If you are the first person in your family to get tested, a negative test result does not guarantee that you won't get cancer or that you don't have some other altered gene that could lead to cancer.
Without a known mutation in the family, a negative result for someone who has not had breast or ovarian cancer can mean several things:
1. Your family's cancer history was caused by a BRCA1 or BRCA2 alteration that you did not inherit; other family members could still be at risk
2. Your family's cancer history was caused by a different mutated gene, which you may or may not have inherited. (The test only identifies altered BRCA1 or BRCA2 genes — it does not test for every possible cancer-associated gene).

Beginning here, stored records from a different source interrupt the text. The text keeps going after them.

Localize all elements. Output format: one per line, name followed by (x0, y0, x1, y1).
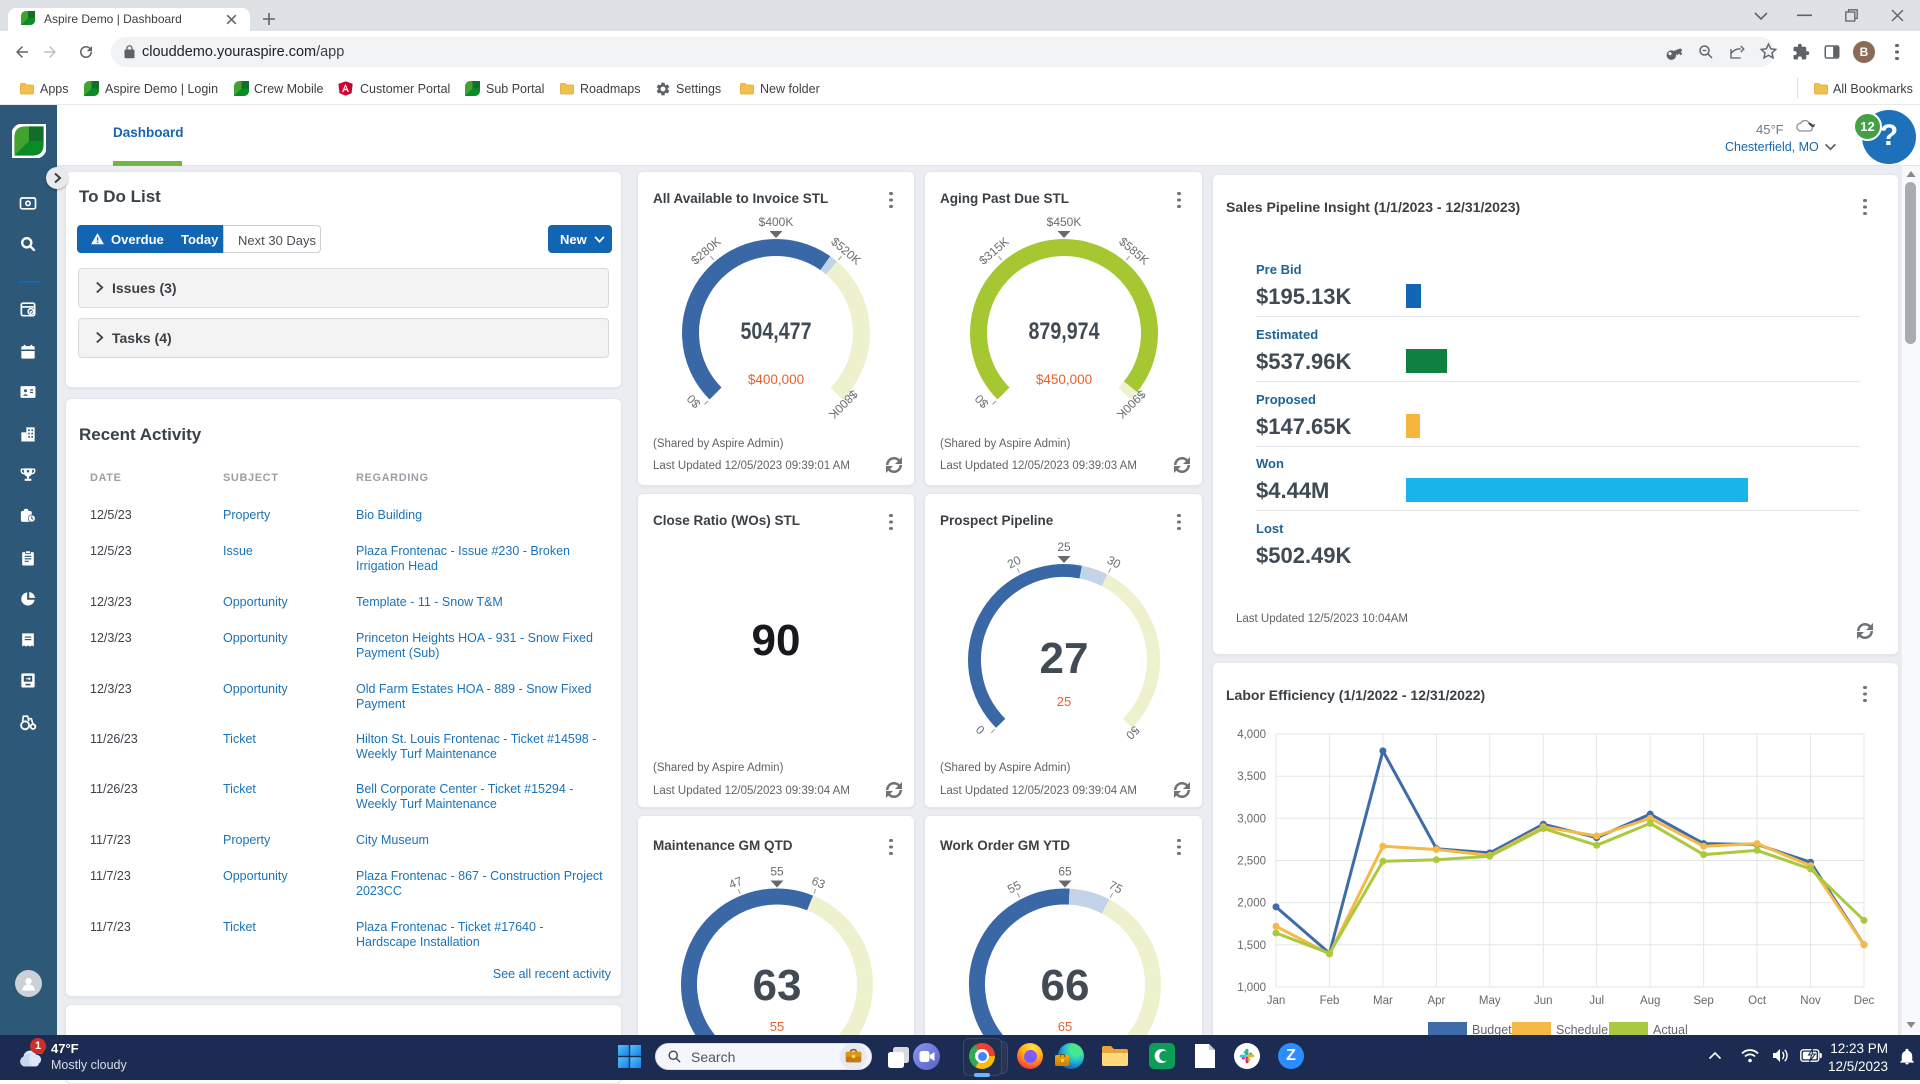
svg-text:3,500: 3,500 (1237, 771, 1266, 783)
svg-text:879,974: 879,974 (1029, 318, 1101, 345)
svg-text:Apr: Apr (1427, 995, 1445, 1007)
svg-text:25: 25 (1057, 694, 1071, 709)
svg-text:2,500: 2,500 (1237, 856, 1266, 868)
svg-text:May: May (1479, 995, 1501, 1007)
svg-text:Aug: Aug (1640, 995, 1660, 1007)
svg-text:$0: $0 (972, 391, 992, 411)
svg-text:2,000: 2,000 (1237, 898, 1266, 910)
svg-text:55: 55 (770, 865, 784, 879)
svg-text:Feb: Feb (1320, 995, 1340, 1007)
svg-text:47: 47 (727, 874, 745, 892)
svg-text:66: 66 (1041, 961, 1090, 1010)
svg-text:55: 55 (770, 1019, 784, 1034)
svg-text:$400K: $400K (759, 215, 794, 229)
svg-text:3,000: 3,000 (1237, 813, 1266, 825)
svg-text:4,000: 4,000 (1237, 729, 1266, 741)
svg-text:Dec: Dec (1854, 995, 1875, 1007)
svg-text:Jun: Jun (1534, 995, 1553, 1007)
svg-text:30: 30 (1105, 553, 1124, 572)
svg-text:Budget: Budget (1472, 1023, 1512, 1035)
svg-text:504,477: 504,477 (741, 318, 812, 345)
svg-text:Jul: Jul (1589, 995, 1604, 1007)
svg-text:$450K: $450K (1047, 215, 1082, 229)
svg-text:Actual: Actual (1653, 1023, 1688, 1035)
svg-text:55: 55 (1005, 878, 1024, 897)
svg-text:1,000: 1,000 (1237, 982, 1266, 994)
svg-text:$0: $0 (684, 391, 704, 411)
svg-text:50: 50 (1123, 723, 1143, 743)
svg-text:20: 20 (1005, 553, 1024, 572)
svg-text:Jan: Jan (1267, 995, 1286, 1007)
svg-text:1,500: 1,500 (1237, 940, 1266, 952)
svg-text:63: 63 (753, 961, 802, 1010)
svg-text:0: 0 (973, 722, 988, 737)
svg-text:$400,000: $400,000 (748, 372, 804, 387)
svg-text:Nov: Nov (1800, 995, 1821, 1007)
svg-text:75: 75 (1107, 878, 1126, 897)
svg-text:Schedule: Schedule (1556, 1023, 1608, 1035)
svg-text:Oct: Oct (1748, 995, 1767, 1007)
svg-text:Mar: Mar (1373, 995, 1393, 1007)
svg-text:63: 63 (810, 874, 828, 892)
svg-text:27: 27 (1040, 634, 1089, 683)
svg-text:65: 65 (1058, 1019, 1072, 1034)
svg-text:Sep: Sep (1693, 995, 1713, 1007)
svg-text:25: 25 (1057, 540, 1071, 554)
svg-text:65: 65 (1058, 865, 1072, 879)
svg-text:$450,000: $450,000 (1036, 372, 1092, 387)
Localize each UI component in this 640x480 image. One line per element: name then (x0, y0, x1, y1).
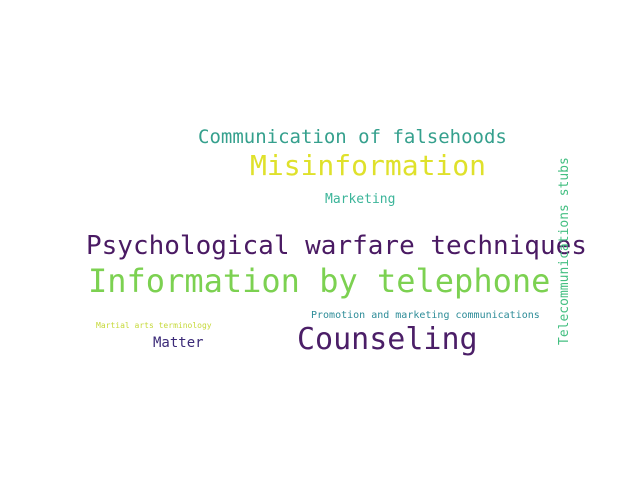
word-counseling: Counseling (297, 322, 478, 357)
word-information-by-telephone: Information by telephone (88, 262, 551, 300)
word-psychological-warfare-techniques: Psychological warfare techniques (86, 231, 587, 261)
word-martial-arts-terminology: Martial arts terminology (96, 321, 212, 330)
word-matter: Matter (153, 335, 204, 351)
word-telecommunications-stubs: Telecommunications stubs (557, 157, 572, 345)
word-marketing: Marketing (325, 192, 396, 207)
word-promotion-and-marketing-communications: Promotion and marketing communications (311, 310, 540, 321)
word-communication-of-falsehoods: Communication of falsehoods (198, 126, 507, 148)
word-misinformation: Misinformation (250, 149, 487, 182)
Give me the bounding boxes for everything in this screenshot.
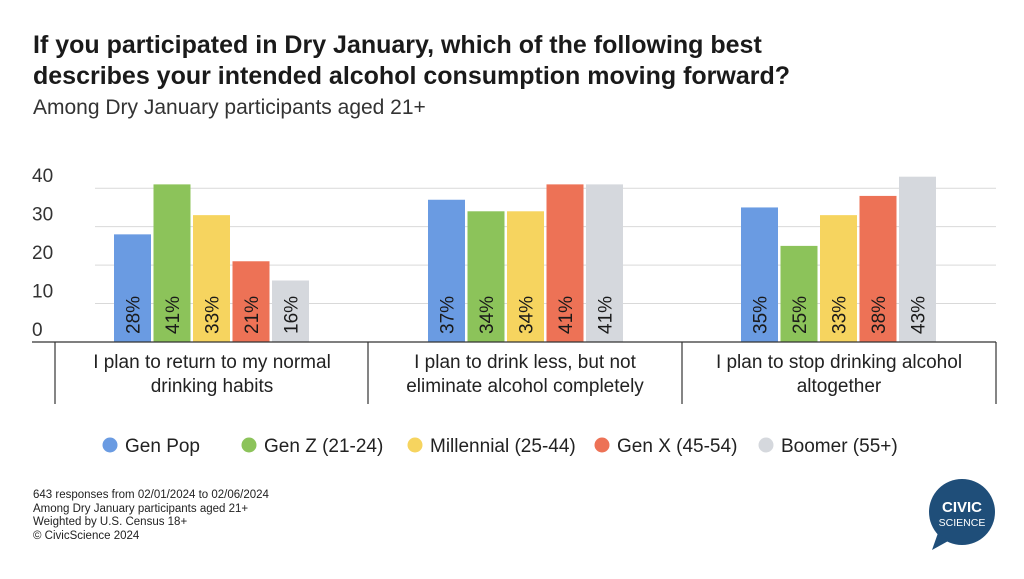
bar-value-label: 34% xyxy=(517,296,538,334)
bar xyxy=(820,215,857,342)
bar xyxy=(780,245,818,342)
bar xyxy=(546,184,584,342)
category-label: drinking habits xyxy=(151,376,274,397)
chart-subtitle: Among Dry January participants aged 21+ xyxy=(33,96,426,119)
chart-title: If you participated in Dry January, whic… xyxy=(33,30,993,92)
legend-swatch xyxy=(102,437,118,453)
footer-notes: 643 responses from 02/01/2024 to 02/06/2… xyxy=(33,489,269,543)
bar xyxy=(272,280,309,342)
chart-title-line-1: If you participated in Dry January, whic… xyxy=(33,31,762,59)
category-label: eliminate alcohol completely xyxy=(406,376,644,397)
y-tick-label: 0 xyxy=(32,320,43,341)
bar-value-label: 35% xyxy=(751,296,772,334)
category-label: altogether xyxy=(797,376,882,397)
bar xyxy=(232,261,270,342)
y-tick-label: 10 xyxy=(32,282,53,303)
bar xyxy=(467,211,505,342)
bar-value-label: 21% xyxy=(242,296,263,334)
chart-title-line-2: describes your intended alcohol consumpt… xyxy=(33,62,791,90)
bar-value-label: 43% xyxy=(909,296,930,334)
category-label: I plan to return to my normal xyxy=(93,352,331,373)
bar xyxy=(428,199,465,342)
legend-swatch xyxy=(241,437,257,453)
legend-label: Millennial (25-44) xyxy=(430,436,576,457)
bar xyxy=(114,234,151,342)
footer-line-responses: 643 responses from 02/01/2024 to 02/06/2… xyxy=(33,489,269,501)
footer-line-population: Among Dry January participants aged 21+ xyxy=(33,502,249,515)
bar-value-label: 41% xyxy=(163,296,184,334)
bar xyxy=(586,184,623,342)
y-tick-label: 20 xyxy=(32,243,53,264)
bar-value-label: 16% xyxy=(282,296,303,334)
category-label: I plan to stop drinking alcohol xyxy=(716,352,962,373)
category-label: I plan to drink less, but not xyxy=(414,352,637,373)
civicscience-logo: CIVIC SCIENCE xyxy=(929,479,995,550)
bar-chart: 0 10 20 30 40 28% 37% 35% 41% 34% 25% 33% 34% 33% 21% 4… xyxy=(32,166,997,457)
legend-swatch xyxy=(407,437,423,453)
legend-swatch xyxy=(758,437,774,453)
bar xyxy=(153,184,191,342)
legend-label: Gen Z (21-24) xyxy=(264,436,383,457)
bar-value-label: 41% xyxy=(556,296,577,334)
bar-value-label: 33% xyxy=(830,296,851,334)
bar-value-label: 25% xyxy=(790,296,811,334)
y-tick-label: 40 xyxy=(32,166,53,187)
legend-label: Gen X (45-54) xyxy=(617,436,737,457)
footer-line-weighting: Weighted by U.S. Census 18+ xyxy=(33,516,188,528)
logo-circle xyxy=(929,479,995,545)
bar-value-label: 38% xyxy=(869,296,890,334)
bar xyxy=(859,195,897,342)
logo-text-science: SCIENCE xyxy=(939,517,986,529)
bar xyxy=(193,215,230,342)
legend-label: Boomer (55+) xyxy=(781,436,898,457)
bar-value-label: 28% xyxy=(124,296,145,334)
y-tick-label: 30 xyxy=(32,205,53,226)
bar-value-label: 33% xyxy=(203,296,224,334)
bar-value-label: 41% xyxy=(596,296,617,334)
logo-speech-tail xyxy=(932,533,950,550)
legend-swatch xyxy=(594,437,610,453)
bar xyxy=(741,207,778,342)
logo-text-civic: CIVIC xyxy=(942,499,982,516)
footer-line-copyright: © CivicScience 2024 xyxy=(33,529,140,542)
bar xyxy=(507,211,544,342)
bar xyxy=(899,176,936,342)
bar-value-label: 34% xyxy=(477,296,498,334)
legend-label: Gen Pop xyxy=(125,436,200,457)
bar-value-label: 37% xyxy=(438,296,459,334)
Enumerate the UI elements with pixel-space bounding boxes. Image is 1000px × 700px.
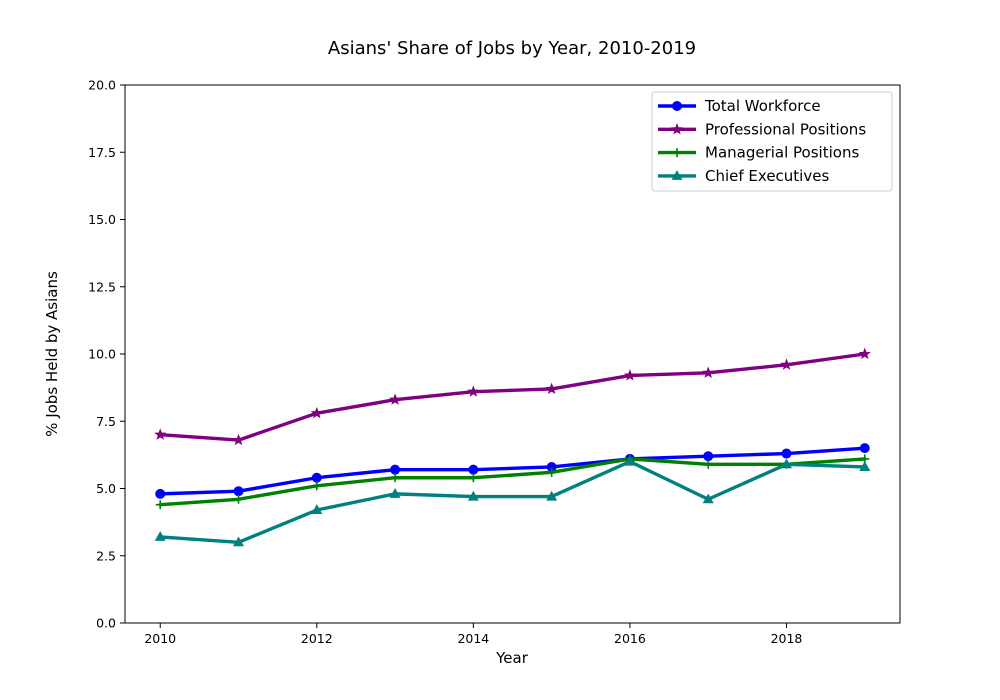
- data-point-professional-positions: [467, 385, 480, 397]
- y-tick-label: 17.5: [88, 145, 116, 160]
- y-axis-label: % Jobs Held by Asians: [43, 271, 61, 437]
- data-point-total-workforce: [781, 448, 792, 459]
- chart-title: Asians' Share of Jobs by Year, 2010-2019: [328, 38, 696, 59]
- legend-label: Managerial Positions: [705, 144, 859, 162]
- data-point-chief-executives: [467, 490, 479, 501]
- x-tick-label: 2016: [614, 631, 646, 646]
- series-chief-executives: [154, 455, 871, 547]
- legend-label: Professional Positions: [705, 120, 866, 138]
- data-point-total-workforce: [155, 488, 166, 499]
- data-point-total-workforce: [311, 472, 322, 483]
- x-tick-label: 2014: [457, 631, 489, 646]
- x-tick-label: 2012: [301, 631, 333, 646]
- y-tick-label: 2.5: [96, 548, 116, 563]
- data-point-chief-executives: [859, 461, 871, 471]
- data-point-total-workforce: [703, 451, 714, 462]
- y-tick-label: 0.0: [96, 616, 116, 631]
- data-point-managerial-positions: [390, 473, 400, 483]
- data-point-professional-positions: [389, 393, 402, 405]
- data-point-chief-executives: [624, 455, 636, 466]
- data-point-professional-positions: [702, 366, 715, 378]
- data-point-chief-executives: [311, 504, 323, 515]
- data-point-chief-executives: [389, 488, 401, 498]
- y-tick-label: 20.0: [88, 78, 116, 93]
- legend-item-professional-positions: Professional Positions: [658, 120, 866, 138]
- data-point-professional-positions: [154, 428, 167, 440]
- legend-item-chief-executives: Chief Executives: [658, 167, 829, 185]
- legend-swatch-marker: [670, 122, 684, 135]
- y-tick-label: 7.5: [96, 414, 116, 429]
- data-point-managerial-positions: [703, 459, 713, 469]
- series-line-professional-positions: [158, 352, 867, 442]
- data-point-managerial-positions: [547, 467, 557, 477]
- series-total-workforce: [155, 443, 870, 499]
- x-tick-label: 2010: [144, 631, 176, 646]
- data-point-managerial-positions: [312, 481, 322, 491]
- data-point-total-workforce: [390, 464, 401, 475]
- data-point-managerial-positions: [155, 500, 165, 510]
- plot-frame: [124, 84, 901, 624]
- data-point-chief-executives: [702, 493, 714, 504]
- legend-swatch-marker: [672, 101, 682, 111]
- legend-label: Chief Executives: [705, 167, 829, 185]
- legend-swatch-marker: [672, 148, 682, 158]
- series-line-total-workforce: [158, 446, 867, 496]
- data-point-chief-executives: [781, 458, 792, 469]
- data-point-professional-positions: [232, 433, 245, 446]
- data-point-professional-positions: [780, 358, 793, 370]
- data-point-professional-positions: [310, 406, 323, 419]
- x-axis-label: Year: [495, 649, 529, 667]
- legend-item-total-workforce: Total Workforce: [658, 97, 821, 115]
- x-tick-label: 2018: [771, 631, 803, 646]
- data-point-total-workforce: [233, 486, 244, 497]
- series-line-managerial-positions: [158, 457, 867, 507]
- legend-item-managerial-positions: Managerial Positions: [658, 144, 859, 162]
- data-point-total-workforce: [468, 464, 479, 475]
- data-point-managerial-positions: [234, 494, 244, 504]
- legend-swatch-marker: [671, 170, 683, 180]
- data-point-managerial-positions: [468, 473, 478, 483]
- data-point-professional-positions: [858, 347, 871, 360]
- y-tick-label: 10.0: [88, 347, 116, 362]
- data-point-professional-positions: [623, 369, 636, 381]
- axis-ticks: 2010 2012 2014 2016 2018 0.0 2.5 5.0 7.5 10.0 12.5…: [88, 78, 802, 647]
- y-tick-label: 15.0: [88, 212, 116, 227]
- data-point-chief-executives: [154, 531, 166, 541]
- data-point-chief-executives: [546, 490, 558, 501]
- series-line-chief-executives: [158, 459, 867, 544]
- legend: Total Workforce Professional Positions Man…: [651, 91, 893, 192]
- y-tick-label: 5.0: [96, 481, 116, 496]
- data-point-professional-positions: [545, 382, 558, 395]
- y-tick-label: 12.5: [88, 279, 116, 294]
- legend-box: [651, 91, 893, 192]
- data-point-chief-executives: [233, 536, 244, 547]
- series-layer: [154, 347, 871, 547]
- series-professional-positions: [154, 347, 871, 446]
- data-point-total-workforce: [859, 443, 870, 454]
- legend-label: Total Workforce: [704, 97, 821, 115]
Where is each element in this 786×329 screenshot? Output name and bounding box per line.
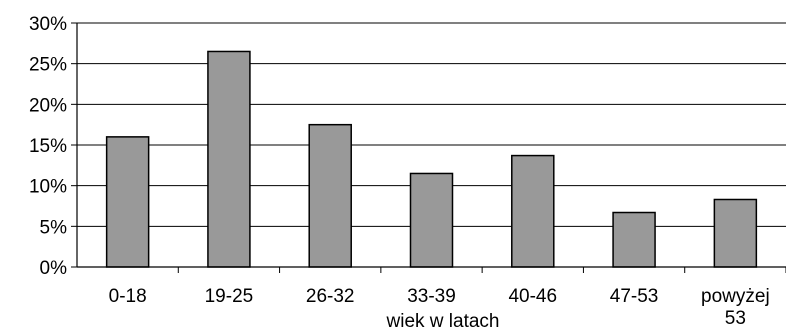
y-tick-label: 25% — [29, 55, 67, 76]
x-tick-label: 0-18 — [109, 286, 147, 307]
bar — [511, 154, 555, 268]
x-tick-labels: 0-18 19-25 26-32 33-39 40-46 47-53 powyżej 53 — [109, 286, 770, 329]
y-tick-label: 30% — [29, 14, 67, 35]
x-axis-title: wiek w latach — [386, 311, 500, 329]
x-tick-label: 33-39 — [407, 286, 456, 307]
bars — [105, 50, 758, 268]
bar — [409, 172, 454, 268]
y-tick-label: 20% — [29, 95, 67, 116]
axes — [71, 22, 786, 273]
y-tick-label: 10% — [29, 177, 67, 198]
bar — [308, 123, 352, 268]
y-tick-label: 0% — [40, 258, 68, 279]
x-tick-label: powyżej 53 — [701, 286, 770, 329]
y-tick-labels: 0% 5% 10% 15% 20% 25% 30% — [29, 14, 67, 279]
bar — [713, 198, 758, 268]
y-tick-label: 5% — [40, 217, 68, 238]
x-tick-label: 26-32 — [306, 286, 355, 307]
x-tick-label: 19-25 — [205, 286, 254, 307]
y-tick-label: 15% — [29, 136, 67, 157]
x-tick-label: 40-46 — [508, 286, 557, 307]
bar — [612, 211, 656, 268]
gridlines — [77, 22, 786, 227]
bar — [105, 136, 150, 268]
x-tick-label: 47-53 — [610, 286, 659, 307]
bar — [207, 50, 251, 268]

3. The cancer in your family was not caused by an inherited mutated gene, but may have a common environmental component (caused by exposure to some toxic substance, for example) or may have occurred by chance.
Your genetic counselor has no way of knowing which of these possibilities is the right one. A counselor can, however, assess the likelihood of each one of these options by examining your family history. This is why BRCA1/2 testing is only recommended for people whose family history suggests that they have a high chance of carrying an altered BRCA1 or BRCA2 gene.
It is also possible to get a "false negative" result. This means you may have an altered form of one of the genes, but the test did not detect it. Also, other genes besides BRCA1 and BRCA2 are involved in cancer risk. Your genetic counselor should be able to discuss this issue with you and give you a general idea of how likely a false negative result may be.
A variant result is a "maybe" answer. In some cases, the lab will eventually decide that the alteration is important and does increase the risk for cancer. In other cases, the lab may decide that the variant probably won't increase your risk for cancer. At the time that you get your test result, the lab may not know which one is the right answer. Your genetic counselor can try to help you sort through what a result like this means for you.